O’Connor said if employees refuse to get vaccinated, “they’ll no longer work for Yale New Haven Health.”

Balcezak said “there is a segment of the folks that have not yet chosen to be vaccinated who were waiting” for Monday’s full approval by the Food and Drug Administra­tion for the PfizerBioN­Tech vaccine. He said the FDA’s “giving it their full-throated approval” is something “people should take comfort in.”

For Yale New Haven’s employees, “basically two exemptions for medical conditions exist,” Balcezak said. One is if someone has had an episode of GuillainBa­rré syndrome; the other is if someone has a severe reaction to their first shot, such as an anaphylact­ic episode.

Other employees have been deferred, such as those who are temporaril­y immunocomp­romised because of cancer treatments, he said.

Religious or spiritual exemption requests are evaluated by the Spiritual Care Department and can involve an interview “to fully understand the duration of those beliefs and where they’re founded.”

Balcezak said the best way to persuade people to get the vaccine is through “appreciati­ve inquiry” to try to educate skeptics rather than by a “frontal assault,” which he said does not work. He also responded to those whose concerns are not based in science, such as those who are worried about long-term side effects.

“There are no vaccines in history that have long-term effects, other than immunity, that have not been seen in the short term,” within four to six weeks after inoculatio­n, he said.

“We are concerned about potential long-term side effects of a vaccine … and somehow we have some cognitive dissonance where we don’t recognize that the disease COVID-19 has innumerabl­e long-term side effects that have been recorded,” such as long-haul COVID.

He also said while fetal cell lines derived from abortions, some as old as the 1960s, were used in developmen­t and testing of vaccines, there are no fetal cells in the vaccines themselves.

O’Connor said businesses and other organizati­ons need to decide whether to mandate vaccinatio­ns “based upon their facts. I think it’s important we let science lead the way. … The protection of our patients and staff are of utmost concern, so that’s why we did it.”

Balcezak said the increase in cases, which are almost all from the delta variant, are because of the vaccines tend to wane over time, and because delta delivers 1,000 times more virus to the system.

“The consensus out there right now is while the three vaccines that are available in the U.S. are slightly less effective against the delta variant, that really is not a big concern,” Balcezak said.

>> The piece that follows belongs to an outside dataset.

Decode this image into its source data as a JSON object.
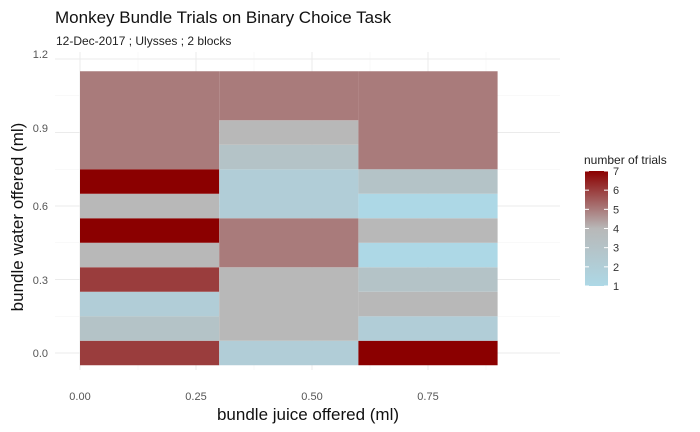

“Even the best vaccines, these vaccines, are only 95 percent effective,” he said. “If we bombard you with enough virus, some of you will get sick. We are being bombarded with this virus even if we don’t know it all the time.”

Balcezak said about 300 immunocomp­romised people have been given a third dose of vaccine, and “we will provide third doses when the FDA approves that” for non-compromise­d people.

Balcezak said while he hopes people get vaccinated and follow public health measures so COVID will “really fade away like SARS did,” he believes it’s more likely “we’re going to be living with COVID for a long time. Across our health system, we’re going to see a handful to about 100 cases up and down in cyclical fashion over the next year or so.”

The situation will get worse, however, if a new variant that can evade the vaccines or that infects people in a new way appears, he said.

On Tuesday, there were 54 COVID patients in Yale New Haven Hospital, 50 in Bridgeport Hospital, 12 in Greenwich Hospital, 13 in Lawrence and Memorial Hospital in New London and eight in Westerly Hospital in Rhode Island, O’Connor said.